La Nave is a minimal home located in Barcelona, Spain, designed by Atienza Maure. The project began with a brutal arithmetic: 170,000 euros to transform 450 square meters of vertical industrial space into both technology offices and a founder’s residence. At less than 380 euros per square meter, this wasn’t just a budget – it was a manifesto against architectural excess. The architects responded not with compromise, but with radical innovation, turning to the unsung heroes of industrial construction: galvanized L-profile shelving systems and plywood panels.

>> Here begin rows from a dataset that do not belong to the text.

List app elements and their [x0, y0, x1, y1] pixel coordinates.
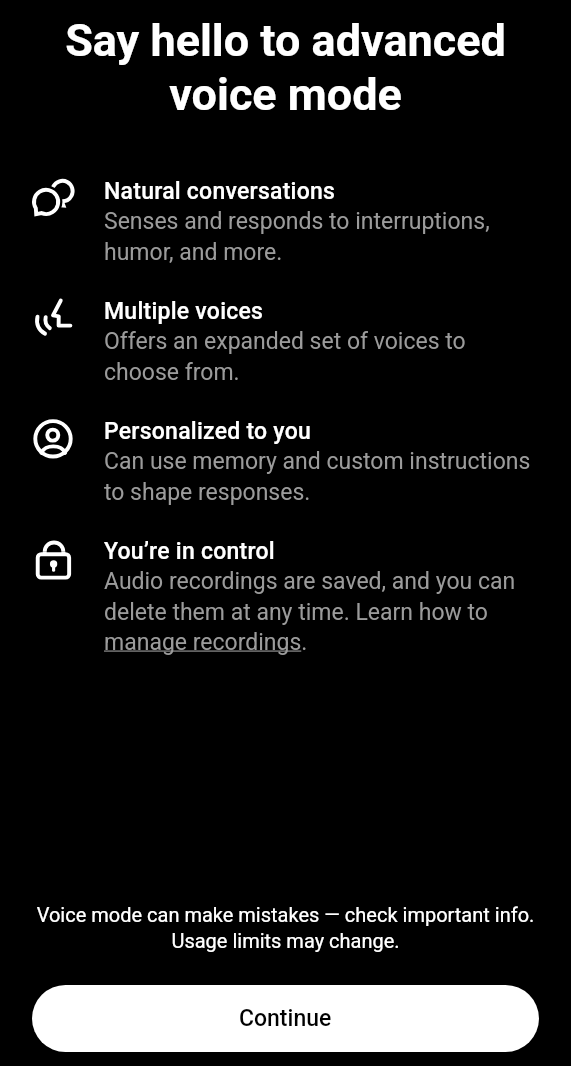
staticText: Multiple voices — [104, 298, 264, 325]
other: You're in control — [30, 538, 76, 584]
staticText: Audio recordings are saved, and you can … — [104, 568, 544, 655]
other: Natural conversations — [30, 178, 76, 224]
staticText: Say hello to advanced voice mode — [40, 14, 531, 121]
button[interactable]: Continue — [32, 985, 539, 1052]
other: Multiple voices — [30, 298, 76, 344]
button[interactable]: manage recordings — [104, 627, 303, 655]
staticText: Offers an expanded set of voices to choo… — [104, 328, 544, 385]
other: Personalized to you — [30, 418, 76, 464]
staticText: Natural conversations — [104, 178, 336, 205]
staticText: Personalized to you — [104, 418, 312, 445]
staticText: Continue — [239, 1005, 332, 1032]
staticText: You’re in control — [104, 538, 275, 565]
staticText: Can use memory and custom instructions t… — [104, 448, 544, 505]
staticText: Voice mode can make mistakes — check imp… — [16, 903, 555, 952]
staticText: Senses and responds to interruptions, hu… — [104, 208, 544, 265]
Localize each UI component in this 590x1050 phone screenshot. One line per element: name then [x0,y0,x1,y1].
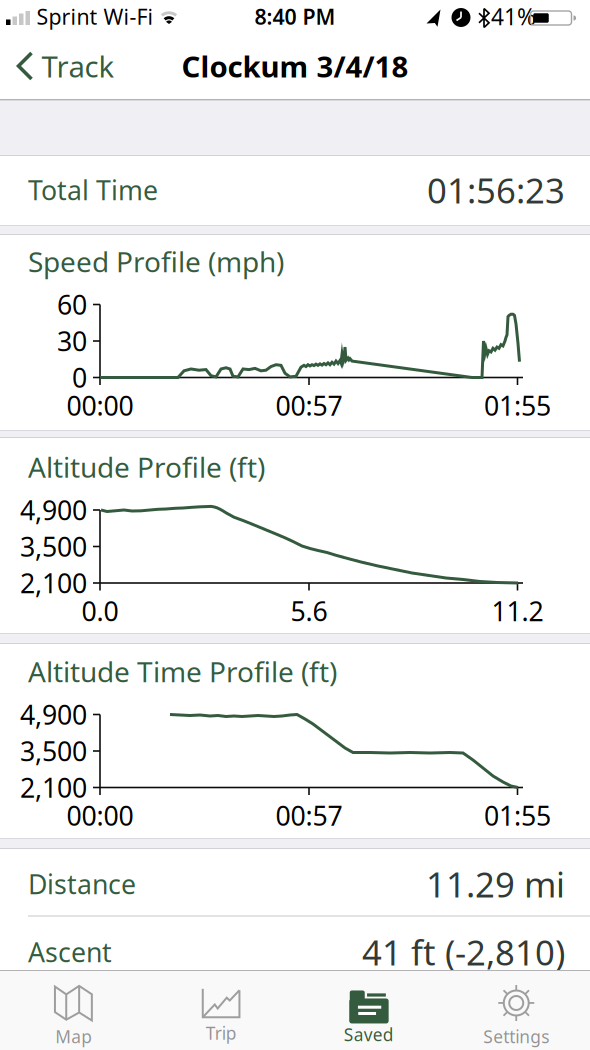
staticText: Altitude Time Profile (ft) [28,653,337,690]
staticText: Total Time [28,172,158,208]
staticText: Distance [28,866,136,902]
staticText: 11.29 mi [426,861,565,907]
staticText: 01:56:23 [427,167,565,213]
button[interactable]: Settings [446,978,586,1050]
staticText: 01:55 [484,388,551,423]
staticText: 60 [57,287,87,322]
staticText: Map [55,1025,92,1048]
staticText: Ascent [28,934,112,970]
staticText: 3,500 [20,529,87,564]
staticText: 30 [57,323,87,359]
staticText: Sprint Wi-Fi [36,2,154,31]
staticText: 00:57 [276,388,342,423]
staticText: 41% [491,1,536,32]
staticText: Altitude Profile (ft) [28,448,265,486]
staticText: 0 [72,360,87,395]
staticText: Saved [344,1023,394,1046]
staticText: Settings [483,1025,549,1048]
staticText: Clockum 3/4/18 [182,46,408,86]
staticText: 4,900 [20,697,87,732]
button[interactable]: Back [10,44,120,88]
staticText: 5.6 [290,593,328,629]
staticText: 4,900 [20,492,87,528]
staticText: 2,100 [20,565,87,601]
staticText: 2,100 [20,770,87,805]
staticText: 01:55 [484,798,551,833]
staticText: Track [42,46,114,86]
staticText: 11.2 [492,593,544,629]
staticText: 3,500 [20,733,87,769]
staticText: Trip [206,1022,237,1044]
staticText: 8:40 PM [254,2,336,31]
button[interactable]: Trip [151,978,291,1050]
staticText: 00:00 [66,388,134,423]
staticText: 41 ft (-2,810) [362,929,565,975]
staticText: 00:57 [276,798,342,833]
staticText: 00:00 [66,798,134,833]
staticText: 0.0 [82,593,118,629]
button[interactable]: Saved [299,978,439,1050]
staticText: Speed Profile (mph) [28,243,284,280]
button[interactable]: Map [4,978,144,1050]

This material palette speaks a different language than the polished surfaces of contemporary office design. The shelving systems, typically relegated to warehouses and storage facilities, become structural protagonists. Their open framework allows for complete flexibility – walls can be reconfigured, platforms adjusted, storage integrated seamlessly into the architecture itself. The tramex mesh floors, post-tensioned with threaded rods, blur the line between structure and storage, creating what the architects describe as a “technical world” that houses essential services within its steel skeleton.

Against this industrial scaffold unfolds what they call the “hedonistic world” – open spaces anchored by fixed furniture cast in white concrete. This juxtaposition creates a spatial dialogue between the pragmatic and the sensual, the temporary and the permanent. The concrete elements, immovable and monolithic, provide psychological anchors in a space otherwise defined by adaptability.